Now that Lori has her new HP TouchSmart for an upcoming holiday gift, we are finally digitizing our DVD collection. You would think that since our tastes are somewhat similar, we’d be good to go with a relatively small number of DVDs… We’re not. I’m a huge fan of well-done war movies and documentaries, we share history and fantasy interests, and she likes a pretty eclectic list of pop-culture movies, so the pile is pretty big. I’m working out how to store them all on the NAS such that we can play them on any TV on the network, and that got me to pondering the nature of storage access these days. We own a SAN, it never occurred to me to put these shows on it – that would limit access to those devices with an FC card… Or we’d end up creating a share to run them all through one machine with an FC card as a NAS head of sorts.
In the long litany of different ways that we store things – direct attached or networked, cloud or WAN, Object store or hierarchical – the one that stands out as the most glaring, and the one that has traditionally gotten the most attention is file versus block. For at least a decade the argument has raged between which is more suited to enterprise use, while most of us have watched from the sidelines and been somewhat bemused by the conversation because the enterprise is using both. As a rule of thumb, if you need to boot from it or write sectors of data to it, you need block. Everything else is generally file.
And that’s where I’m starting to wonder. I know there was a movement not too many years ago to make databases file based instead of block based, and that the big vendors were going in that direction, but I do wonder if maybe it’s time for block to retire at the OS level. Of course for old disks to be compatible, the OS would still have to handle block, but setting it to only allow OS-level calls (I know, it’s harder with each release, that’s death by a thousand cuts though) to read/write sectors would resolve much of the problem. Then a VMWare style boot-from-file-structure would resolve the last bit. Soon we could cut our file protocols in half. Seriously, at this point in time, what does block give us? Not much, actually. thin/auto provisioning is available on NAS, high-end performance tweaks are available on NAS, and the extensive secondary network (be it FC or IP) is not necessary for NAS, though there are some cases where throughput may demand it, those are not your everyday case in a world of 1 Gig networks with multi-Gig backplanes on most devices. And 10 Gig is available pretty readily these days.
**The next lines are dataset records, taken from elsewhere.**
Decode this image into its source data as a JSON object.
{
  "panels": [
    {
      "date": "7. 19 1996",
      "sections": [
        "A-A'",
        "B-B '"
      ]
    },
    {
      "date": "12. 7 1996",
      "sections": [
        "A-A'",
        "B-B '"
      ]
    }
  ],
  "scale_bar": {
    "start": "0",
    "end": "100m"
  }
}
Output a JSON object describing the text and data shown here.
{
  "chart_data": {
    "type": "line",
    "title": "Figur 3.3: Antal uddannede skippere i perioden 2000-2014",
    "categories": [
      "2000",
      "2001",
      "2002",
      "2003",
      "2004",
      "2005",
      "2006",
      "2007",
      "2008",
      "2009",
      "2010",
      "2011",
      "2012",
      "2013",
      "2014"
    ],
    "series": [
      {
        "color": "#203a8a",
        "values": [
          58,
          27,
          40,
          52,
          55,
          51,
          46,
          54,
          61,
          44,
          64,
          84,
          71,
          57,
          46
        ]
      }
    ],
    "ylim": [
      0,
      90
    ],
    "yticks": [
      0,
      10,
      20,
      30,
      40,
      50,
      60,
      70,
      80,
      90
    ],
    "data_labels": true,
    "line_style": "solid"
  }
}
SAN has been slowly dying, I’m just pondering the question of whether it should be finished off. Seriously, people say “SAN is the only thing for high-performance!” but I can guarantee you that I can find plenty of NAS boxes that perform better than plenty of SAN networks – just a question of vendor and connectivity. I’m a big fan of iSCSI, but am no longer sure there’s a need for it out there.
Our storage environment, as I’ve blogged before, has become horribly complex, with choices at every turn, many of which are more tied to vendor and profits than needs and customer desires. Strip away the marketing and I wonder if SAN has a use in the future of enterprise. I’m starting to think not, but I won’t declare it dead, as I am still laughing at those who declared tape dead for the last 20 years – and still are, regardless of what tape vendors’ sales look like. It would be hypocritical of me to laugh at them and make the same type of pronouncement. SAN will be dead when customers stop buying it, not before. Block will end when vendors stop supporting it, not before… So I really am just pondering the state of the market, playing devil’s advocate a bit.
I have heard people proclaim that block is much faster for database access. I have written and optimized B-Tree code, and yeah, it is. But that’s because we write databases to work on blocks. If we used a different mechanism, we’d get a different result. It is no trivial thing to move to a different storage method, but if the DB already supports file access, the work is half done, only optimizing for the new method or introducing shims to make chunks of files look like blocks would be required.
If you think about it, if your DB is running in a VM, this is already essentially the case. The VM is in a file, the DB is in that file… So though the DB might think it’s directly accessing disk blocks, it is not. Food for thought.